Compatibility, Deprecation, and Migration Plan
It will not impact any of existing clients. When clients upgrade to new version, they do not need to add interceptor.classes config.
Rejected Alternatives
Alternative 1 – Interceptor interfaces that allow mutating the data
Interceptors could be potentially used for use-cases that require mutating the data. Examples include data encryption and getting all applications in an organization to include the same header and/or required fields. However, more evaluations needs to be done for these use-cases before proposing a API for them. It is better to add the related APIs when there is a clear motivation for those use cases. So, it is possible that interceptor interfaces will evolve to support mutating the data, but this is out of scope for this KIP.
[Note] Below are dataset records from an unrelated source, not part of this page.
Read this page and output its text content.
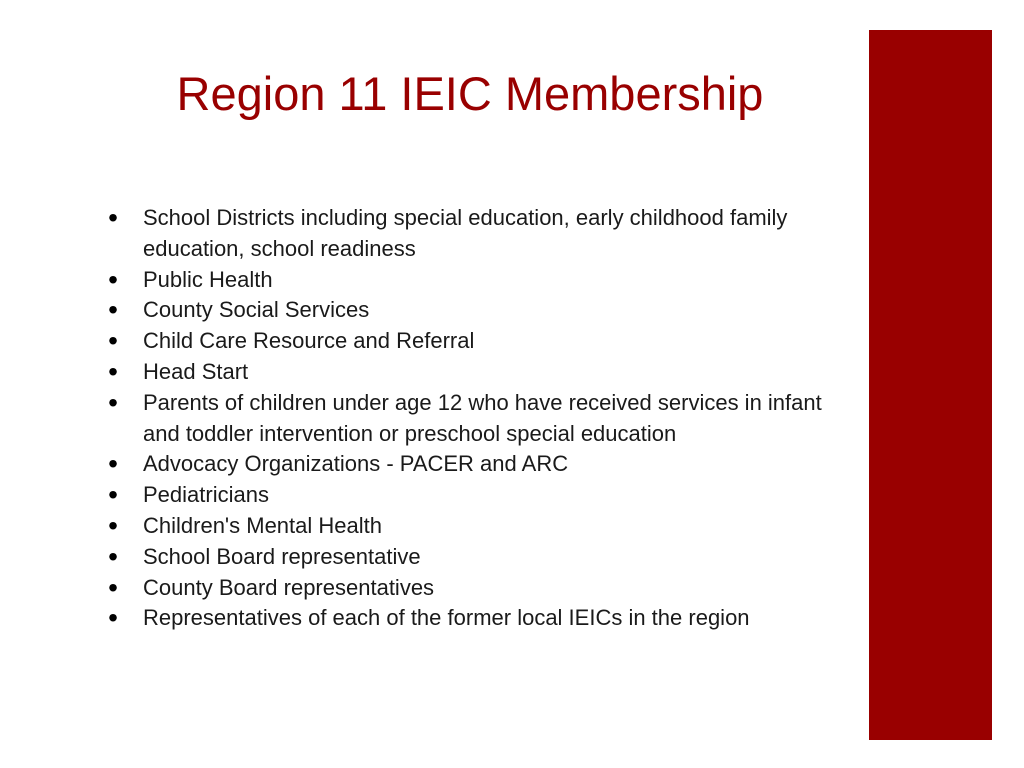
Region 11 IEIC Membership
• School Districts including special education, early childhood family education, school readiness
• Public Health
• County Social Services
• Child Care Resource and Referral
• Head Start
• Parents of children under age 12 who have received services in infant and toddler intervention or preschool special education
• Advocacy Organizations - PACER and ARC
• Pediatricians
• Children's Mental Health
• School Board representative
• County Board representatives
• Representatives of each of the former local IEICs in the region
Alternative 2 – Wrapper around KafkaProducer and KafkaConsumer.
Some monitoring can be done (such as using unique ID for end-to-end tracing) by using a wrapper around KafkaProducer and KafkaConsumer. he wrappers could catch the events at similar points as KafkaProducer.onSend() and onAcknowledgement() and KafkaConsumer.onConsume and onCommit:
- Requires changes in clients to use the wrappers to KafkaConsumer and KafkaProducer
- Will not be able to catch events at intermediate stages of a request lifetime in KafkaConsumer and KafkaProducer.